One can think of a more complex syntax like fn longest(x: &str, y: &str) -> &'{x, y} str. But, that can be added later in the future.
Second limitation: Structs with immutable fields
Some structs may not be eligible for mutability upgrade. For example,
struct Ineligible<'a> {
data: i32,
immut_ref: &'a i32,
}
fn get_ref_ineligible<'a>(x: &'a Ineligible<'a>, key: i32) -> &'x i32 {
if key == 42 {
& x.data
}
else {
x.immut_ref
}
}
static staticVal: i32 = 0;
fn example2( key: i32 ) {
let mut v = Ineligible { data: 1, immut_ref: &staticVal };
let w = get_ref_ineligible( &v, key );
// not safe to upgrade `w` to a mutable borrow.
}
get_ref_ineligible might return a reference that can’t be mutable, even if its argument was mutable. Thus, it’s not safe to upgrade the returned reference to a mutable one.
Structs with an immutable field should fail the eligibility check. For example, a tuple with immutable references.
I don’t think this is a loss of functionality, one must write a separate function that guarantees to return a mutable reference, if necessary. See the following example:
fn get_ref_ineligible_mut<'a>(x: &'a Ineligible<'a>, key: i32) -> &'x mut i32 {
& x.data
// Returning `x.immut_ref` is no longer an option.
}
get_ref_ineligible_mut can’t be implemented the same as get_ref_ineligible due to restrictions. They have to be separate implementations. Thus, it won’t be a code duplication.
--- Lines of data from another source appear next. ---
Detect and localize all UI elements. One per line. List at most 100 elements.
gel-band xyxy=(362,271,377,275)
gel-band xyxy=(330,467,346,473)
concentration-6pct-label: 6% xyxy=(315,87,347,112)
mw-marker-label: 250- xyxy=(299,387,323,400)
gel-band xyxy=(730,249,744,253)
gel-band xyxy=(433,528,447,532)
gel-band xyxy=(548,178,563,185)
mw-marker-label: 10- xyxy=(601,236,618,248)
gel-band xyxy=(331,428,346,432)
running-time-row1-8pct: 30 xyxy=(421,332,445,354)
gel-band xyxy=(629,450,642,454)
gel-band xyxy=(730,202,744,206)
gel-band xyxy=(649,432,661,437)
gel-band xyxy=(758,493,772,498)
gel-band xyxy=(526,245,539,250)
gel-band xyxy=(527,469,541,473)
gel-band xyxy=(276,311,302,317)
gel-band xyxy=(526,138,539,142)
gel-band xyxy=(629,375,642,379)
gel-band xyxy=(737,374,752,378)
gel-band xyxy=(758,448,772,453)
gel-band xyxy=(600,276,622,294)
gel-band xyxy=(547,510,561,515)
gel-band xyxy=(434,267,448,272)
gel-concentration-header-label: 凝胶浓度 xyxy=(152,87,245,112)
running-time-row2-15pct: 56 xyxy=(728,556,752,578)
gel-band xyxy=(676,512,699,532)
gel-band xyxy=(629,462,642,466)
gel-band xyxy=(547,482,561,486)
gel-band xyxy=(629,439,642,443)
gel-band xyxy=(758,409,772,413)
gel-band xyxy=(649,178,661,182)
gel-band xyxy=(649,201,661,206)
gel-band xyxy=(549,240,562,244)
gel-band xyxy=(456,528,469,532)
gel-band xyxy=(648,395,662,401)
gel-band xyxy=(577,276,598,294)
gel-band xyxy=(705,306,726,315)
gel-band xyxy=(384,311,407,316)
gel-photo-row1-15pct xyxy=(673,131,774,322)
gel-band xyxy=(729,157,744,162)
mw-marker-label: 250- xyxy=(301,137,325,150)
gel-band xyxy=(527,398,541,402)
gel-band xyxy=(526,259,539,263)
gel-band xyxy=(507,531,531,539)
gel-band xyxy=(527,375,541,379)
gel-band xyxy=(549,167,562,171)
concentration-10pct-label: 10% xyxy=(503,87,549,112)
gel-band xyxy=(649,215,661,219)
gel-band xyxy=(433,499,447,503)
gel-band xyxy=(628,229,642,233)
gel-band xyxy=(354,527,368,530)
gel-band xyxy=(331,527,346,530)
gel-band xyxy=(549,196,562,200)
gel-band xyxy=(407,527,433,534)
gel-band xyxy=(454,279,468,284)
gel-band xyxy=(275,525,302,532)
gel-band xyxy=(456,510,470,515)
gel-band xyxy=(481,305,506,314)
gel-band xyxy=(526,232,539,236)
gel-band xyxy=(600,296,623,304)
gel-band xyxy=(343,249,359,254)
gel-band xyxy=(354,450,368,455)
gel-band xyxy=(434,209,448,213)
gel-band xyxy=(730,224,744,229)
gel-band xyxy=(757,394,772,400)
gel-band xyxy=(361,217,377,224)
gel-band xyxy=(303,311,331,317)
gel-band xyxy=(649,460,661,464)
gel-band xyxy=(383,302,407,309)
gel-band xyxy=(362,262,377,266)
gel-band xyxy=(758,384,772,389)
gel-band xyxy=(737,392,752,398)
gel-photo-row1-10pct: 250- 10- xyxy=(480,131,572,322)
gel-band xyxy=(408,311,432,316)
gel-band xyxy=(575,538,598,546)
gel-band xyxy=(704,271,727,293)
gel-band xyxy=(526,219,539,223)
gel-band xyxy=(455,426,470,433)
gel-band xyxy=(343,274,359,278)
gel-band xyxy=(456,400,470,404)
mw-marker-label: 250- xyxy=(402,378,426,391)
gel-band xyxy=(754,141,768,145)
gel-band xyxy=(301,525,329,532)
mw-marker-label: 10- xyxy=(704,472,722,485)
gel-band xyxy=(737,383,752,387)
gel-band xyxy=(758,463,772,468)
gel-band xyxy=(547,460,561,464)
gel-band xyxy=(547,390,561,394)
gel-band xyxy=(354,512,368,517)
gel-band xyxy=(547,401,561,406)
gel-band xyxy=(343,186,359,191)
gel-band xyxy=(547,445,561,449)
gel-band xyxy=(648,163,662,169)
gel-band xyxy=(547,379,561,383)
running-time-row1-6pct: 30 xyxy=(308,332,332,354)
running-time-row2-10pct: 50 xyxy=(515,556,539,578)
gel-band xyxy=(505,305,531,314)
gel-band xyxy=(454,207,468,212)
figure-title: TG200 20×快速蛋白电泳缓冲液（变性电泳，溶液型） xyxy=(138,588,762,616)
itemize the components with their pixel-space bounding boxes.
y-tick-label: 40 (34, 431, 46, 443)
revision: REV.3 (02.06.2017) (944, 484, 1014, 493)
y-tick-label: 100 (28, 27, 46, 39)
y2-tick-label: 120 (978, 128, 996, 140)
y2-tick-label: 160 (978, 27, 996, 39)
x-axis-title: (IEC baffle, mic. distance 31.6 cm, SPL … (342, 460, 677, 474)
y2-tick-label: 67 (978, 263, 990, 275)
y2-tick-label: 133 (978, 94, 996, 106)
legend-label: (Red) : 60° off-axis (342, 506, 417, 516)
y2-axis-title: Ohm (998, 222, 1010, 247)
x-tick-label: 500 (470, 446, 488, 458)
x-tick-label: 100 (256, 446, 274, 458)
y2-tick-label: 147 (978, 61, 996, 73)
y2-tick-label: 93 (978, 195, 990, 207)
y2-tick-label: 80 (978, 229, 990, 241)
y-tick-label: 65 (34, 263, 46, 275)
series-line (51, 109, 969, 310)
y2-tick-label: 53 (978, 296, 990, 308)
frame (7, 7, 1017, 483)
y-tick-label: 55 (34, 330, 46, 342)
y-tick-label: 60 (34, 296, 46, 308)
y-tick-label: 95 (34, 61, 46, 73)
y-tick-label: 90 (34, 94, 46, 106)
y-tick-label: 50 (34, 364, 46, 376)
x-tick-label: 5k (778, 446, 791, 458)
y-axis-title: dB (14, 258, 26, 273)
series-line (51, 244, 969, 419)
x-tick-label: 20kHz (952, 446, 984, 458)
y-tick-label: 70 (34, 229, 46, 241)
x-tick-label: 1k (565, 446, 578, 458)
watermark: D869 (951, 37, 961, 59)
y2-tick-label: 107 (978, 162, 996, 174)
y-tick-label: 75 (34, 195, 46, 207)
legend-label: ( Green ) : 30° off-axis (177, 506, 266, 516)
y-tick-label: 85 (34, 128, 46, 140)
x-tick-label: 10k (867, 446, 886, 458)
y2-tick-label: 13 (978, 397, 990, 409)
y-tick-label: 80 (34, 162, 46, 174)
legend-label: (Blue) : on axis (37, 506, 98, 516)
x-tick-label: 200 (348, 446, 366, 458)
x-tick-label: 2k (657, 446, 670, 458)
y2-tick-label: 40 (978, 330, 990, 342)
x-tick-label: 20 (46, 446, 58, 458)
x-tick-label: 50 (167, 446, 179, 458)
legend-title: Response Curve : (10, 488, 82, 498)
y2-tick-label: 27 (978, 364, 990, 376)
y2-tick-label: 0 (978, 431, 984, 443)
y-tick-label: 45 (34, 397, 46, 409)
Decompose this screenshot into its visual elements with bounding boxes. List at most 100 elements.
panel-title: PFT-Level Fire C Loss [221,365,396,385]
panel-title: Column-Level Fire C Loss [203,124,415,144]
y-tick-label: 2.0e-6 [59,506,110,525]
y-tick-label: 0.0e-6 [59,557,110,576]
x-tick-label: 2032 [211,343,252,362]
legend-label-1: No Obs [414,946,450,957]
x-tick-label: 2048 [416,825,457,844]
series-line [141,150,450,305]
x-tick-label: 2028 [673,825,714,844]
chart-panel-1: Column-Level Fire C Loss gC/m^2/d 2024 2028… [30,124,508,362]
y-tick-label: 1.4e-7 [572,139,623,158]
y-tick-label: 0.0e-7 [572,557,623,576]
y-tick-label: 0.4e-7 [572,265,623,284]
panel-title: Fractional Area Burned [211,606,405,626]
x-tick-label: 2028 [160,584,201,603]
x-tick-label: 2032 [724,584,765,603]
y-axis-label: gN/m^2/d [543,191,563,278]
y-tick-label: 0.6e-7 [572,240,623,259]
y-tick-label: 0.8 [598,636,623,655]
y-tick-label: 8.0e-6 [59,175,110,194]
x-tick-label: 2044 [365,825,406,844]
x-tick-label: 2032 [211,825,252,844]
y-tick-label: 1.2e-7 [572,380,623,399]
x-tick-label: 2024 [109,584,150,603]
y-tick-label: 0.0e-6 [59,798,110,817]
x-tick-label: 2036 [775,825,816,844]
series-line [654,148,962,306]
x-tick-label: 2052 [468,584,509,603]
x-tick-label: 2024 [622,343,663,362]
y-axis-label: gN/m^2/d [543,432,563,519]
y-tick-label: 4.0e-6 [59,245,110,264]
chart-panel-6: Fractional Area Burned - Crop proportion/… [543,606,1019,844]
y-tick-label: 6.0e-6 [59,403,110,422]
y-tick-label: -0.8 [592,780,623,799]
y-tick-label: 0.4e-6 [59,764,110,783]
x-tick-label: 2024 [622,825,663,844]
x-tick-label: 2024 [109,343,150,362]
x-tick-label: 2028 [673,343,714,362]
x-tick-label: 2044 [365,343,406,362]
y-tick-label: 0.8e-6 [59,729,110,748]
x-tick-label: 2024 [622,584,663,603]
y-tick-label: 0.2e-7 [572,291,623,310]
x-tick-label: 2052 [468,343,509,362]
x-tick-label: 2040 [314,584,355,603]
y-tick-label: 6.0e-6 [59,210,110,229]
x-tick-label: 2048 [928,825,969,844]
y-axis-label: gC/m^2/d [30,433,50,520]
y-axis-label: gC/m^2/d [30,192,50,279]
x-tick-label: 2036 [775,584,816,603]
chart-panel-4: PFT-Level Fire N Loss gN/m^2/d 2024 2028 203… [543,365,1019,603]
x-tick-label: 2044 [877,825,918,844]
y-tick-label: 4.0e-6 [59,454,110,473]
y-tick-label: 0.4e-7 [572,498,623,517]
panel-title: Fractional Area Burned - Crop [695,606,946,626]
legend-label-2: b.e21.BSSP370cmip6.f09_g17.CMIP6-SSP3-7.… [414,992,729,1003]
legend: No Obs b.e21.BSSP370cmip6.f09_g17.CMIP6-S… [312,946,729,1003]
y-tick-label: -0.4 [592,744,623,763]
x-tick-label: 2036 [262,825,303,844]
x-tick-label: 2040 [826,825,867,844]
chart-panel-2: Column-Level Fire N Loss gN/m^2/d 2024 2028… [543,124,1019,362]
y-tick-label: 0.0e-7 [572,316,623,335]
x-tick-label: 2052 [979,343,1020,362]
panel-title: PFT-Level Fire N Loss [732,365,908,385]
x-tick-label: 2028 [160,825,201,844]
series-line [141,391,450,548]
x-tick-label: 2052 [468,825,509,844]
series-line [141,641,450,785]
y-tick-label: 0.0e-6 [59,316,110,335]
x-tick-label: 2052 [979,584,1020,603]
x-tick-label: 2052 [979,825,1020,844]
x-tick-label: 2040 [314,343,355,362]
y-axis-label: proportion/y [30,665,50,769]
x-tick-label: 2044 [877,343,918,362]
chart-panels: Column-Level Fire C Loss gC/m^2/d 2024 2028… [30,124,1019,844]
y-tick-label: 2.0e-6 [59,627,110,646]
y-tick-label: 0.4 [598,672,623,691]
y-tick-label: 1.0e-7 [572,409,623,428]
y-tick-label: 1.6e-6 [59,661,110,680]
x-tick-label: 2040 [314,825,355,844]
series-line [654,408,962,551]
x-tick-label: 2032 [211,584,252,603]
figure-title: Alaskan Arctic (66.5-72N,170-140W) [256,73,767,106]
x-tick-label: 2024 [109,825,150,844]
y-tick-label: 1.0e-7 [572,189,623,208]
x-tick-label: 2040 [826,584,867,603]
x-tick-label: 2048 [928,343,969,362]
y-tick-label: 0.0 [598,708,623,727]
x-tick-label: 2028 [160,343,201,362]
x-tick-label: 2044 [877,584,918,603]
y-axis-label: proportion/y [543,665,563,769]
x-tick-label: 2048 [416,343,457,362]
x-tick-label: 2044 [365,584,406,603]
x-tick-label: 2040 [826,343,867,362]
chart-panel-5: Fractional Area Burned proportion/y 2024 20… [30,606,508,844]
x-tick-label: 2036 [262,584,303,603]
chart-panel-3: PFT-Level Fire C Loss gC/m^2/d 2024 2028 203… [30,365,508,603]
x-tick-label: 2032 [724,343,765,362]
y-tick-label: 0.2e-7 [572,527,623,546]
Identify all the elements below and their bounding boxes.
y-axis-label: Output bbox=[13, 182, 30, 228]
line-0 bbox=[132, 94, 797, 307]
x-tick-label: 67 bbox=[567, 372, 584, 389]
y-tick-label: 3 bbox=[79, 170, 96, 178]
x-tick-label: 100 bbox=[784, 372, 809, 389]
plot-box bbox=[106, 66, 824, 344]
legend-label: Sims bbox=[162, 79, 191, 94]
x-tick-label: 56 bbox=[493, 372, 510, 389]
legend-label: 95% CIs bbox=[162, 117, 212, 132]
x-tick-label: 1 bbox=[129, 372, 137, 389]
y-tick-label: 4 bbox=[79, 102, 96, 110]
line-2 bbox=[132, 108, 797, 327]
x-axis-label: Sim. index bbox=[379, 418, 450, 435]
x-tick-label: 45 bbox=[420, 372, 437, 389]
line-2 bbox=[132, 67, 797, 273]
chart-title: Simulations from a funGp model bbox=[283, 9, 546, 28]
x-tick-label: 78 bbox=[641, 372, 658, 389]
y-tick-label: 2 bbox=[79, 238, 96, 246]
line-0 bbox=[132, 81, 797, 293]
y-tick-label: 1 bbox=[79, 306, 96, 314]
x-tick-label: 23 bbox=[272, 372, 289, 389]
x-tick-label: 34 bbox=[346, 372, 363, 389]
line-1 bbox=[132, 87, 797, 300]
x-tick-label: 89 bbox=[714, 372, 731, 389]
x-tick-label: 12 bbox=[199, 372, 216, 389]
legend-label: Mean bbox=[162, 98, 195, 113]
However, the rule can be too restrictive in some cases. What if those immutable references are pointing to the mutable memory within the data structure?
As a future improvement, an additional syntax could be added to indicate that an immutable field must reference another mutable field within the struct. For example,
struct Eligible2<'a> {
data: i32,
immut_ref: &'{mut Self} i32, // can assign `&self.data` here.
}
A special annotation like '{mut Self} could indicate that immut_ref can must reference a mutable subfield of Eligible2. Therefore, immut_ref can be upgraded to a mutable one, if a mutable self reference is live. But, I’m not sure how important this particular use case would be.
Proof of Safety
Here’s the proof of why mutability upgrade is safe under the conditions described above.
Suppose we have a reference x to an object of type T. Let’s define two sets I(x) and M(x).
I(x): The set of all accessible immutable references from the immutable version of x (&T).
M(x): The set of all accessible mutable references from the mutable version of x (&mut T).
Hypothesis
The conditions checked before upgrading an immutable reference y:
1) A mutable reference x (&mut T) is live in the current context, even though it is inaccessible (due to borrowing).
2) y is the only live variable borrowing from x directly or indirectly.
3) y is accessible from x. (Thus, y is in the set I(x).)
4) T has no immutable fields.
Proof
5) From (4), I(x) is a subset of M(x). (In other words, I(x) - M(x) is empty.)
6) From (3) and (5), y is in the set M(x).
Conclusion: Since y is the only live borrow from x from (2) and y is in the set M(x) from (6), it is safe to upgrade y to a mutable reference.
Notes
- Smart pointers like
Cell,Rc, etc. are eligible for mutability upgrade and shouldn’t cause a safety issue. They prohibit access to their internal references via immutable reference. Boxalso doesn’t cause a problem, even if it exposes immutable reference via immutableself. SinceBox’s internal references are not mutably shared, upgrading its immutable internal reference guarantees exclusive access and thus it’s safe to mutate.